In US Equity markets, the current earnings season will switch from major banks to the tech giants. Until now the equity markets have been more sensitive to the recent Covid-19 outbreaks and geopolitical tension, but focus could centre on the magnitude of the economic recovery, both for the stock markets and the safe-haven status of the US Dollar.
In the UK, both Bank of England Governor, Bailey, and the Prime Minister, Johnson, have tried to calm market fears.
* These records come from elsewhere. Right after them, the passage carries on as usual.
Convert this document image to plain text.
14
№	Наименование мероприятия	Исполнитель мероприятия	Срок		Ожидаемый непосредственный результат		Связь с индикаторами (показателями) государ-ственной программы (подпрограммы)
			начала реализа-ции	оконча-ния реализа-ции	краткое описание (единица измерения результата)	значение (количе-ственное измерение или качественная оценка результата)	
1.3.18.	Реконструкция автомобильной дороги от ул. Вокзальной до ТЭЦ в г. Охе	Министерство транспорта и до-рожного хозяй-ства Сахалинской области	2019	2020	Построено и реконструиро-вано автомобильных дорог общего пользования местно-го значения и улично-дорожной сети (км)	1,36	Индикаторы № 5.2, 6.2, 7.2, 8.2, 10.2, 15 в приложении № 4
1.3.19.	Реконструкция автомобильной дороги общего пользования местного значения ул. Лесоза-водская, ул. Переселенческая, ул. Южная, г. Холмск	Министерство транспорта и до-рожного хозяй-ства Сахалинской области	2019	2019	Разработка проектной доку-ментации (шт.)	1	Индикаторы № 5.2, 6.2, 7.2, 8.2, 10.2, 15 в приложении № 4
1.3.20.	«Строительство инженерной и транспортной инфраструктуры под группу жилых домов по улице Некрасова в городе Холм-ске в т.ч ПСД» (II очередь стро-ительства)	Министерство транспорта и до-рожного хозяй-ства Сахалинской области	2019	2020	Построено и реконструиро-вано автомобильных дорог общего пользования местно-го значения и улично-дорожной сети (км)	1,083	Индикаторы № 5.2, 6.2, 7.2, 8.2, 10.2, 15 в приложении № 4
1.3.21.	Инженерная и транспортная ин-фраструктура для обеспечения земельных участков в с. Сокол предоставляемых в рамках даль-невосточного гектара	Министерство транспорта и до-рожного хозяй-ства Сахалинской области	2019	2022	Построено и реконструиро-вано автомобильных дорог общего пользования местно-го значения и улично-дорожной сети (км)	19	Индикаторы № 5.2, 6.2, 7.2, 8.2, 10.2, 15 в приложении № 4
Bailey led with committing to keep markets stable via his QE package, whilst Johnson made encouraging noises around containment of the virus through targeted lockdowns and encouraging business and office workers to return to the workplace in an attempt to boost the economy
In China, to add to the problems in the region, Wuhan and surrounding provinces were hit with a particularly rainy summer season, causing them to raise red alerts earlier in the week, as the floods brought disruption across the countryside and further impact on businesses. Morgan Stanley estimated the floods could lead to a drag of between 0.4% and 0.8% on China’s Q3 GDP growth, due to the already stretched supply chains being disrupted further
Gold had a quieter week, although it did manage to hold on the impressive gains of last week. The price continues to hover around (and mostly above) the $1800 reached recently. Market speculators continue to eye the $1900 levels, although they may need some fresh impetus to encourage new buyers to the party.
Oil markets also had a quiet week with US Crude sitting just above the $40 a barrel level, this despite the expiry of the futures contract at the end of this week. So it would seem some sense of normality has resumed around the storage and delivery of oil, coupled with a slow increase in the demand, which has led to this current status quo.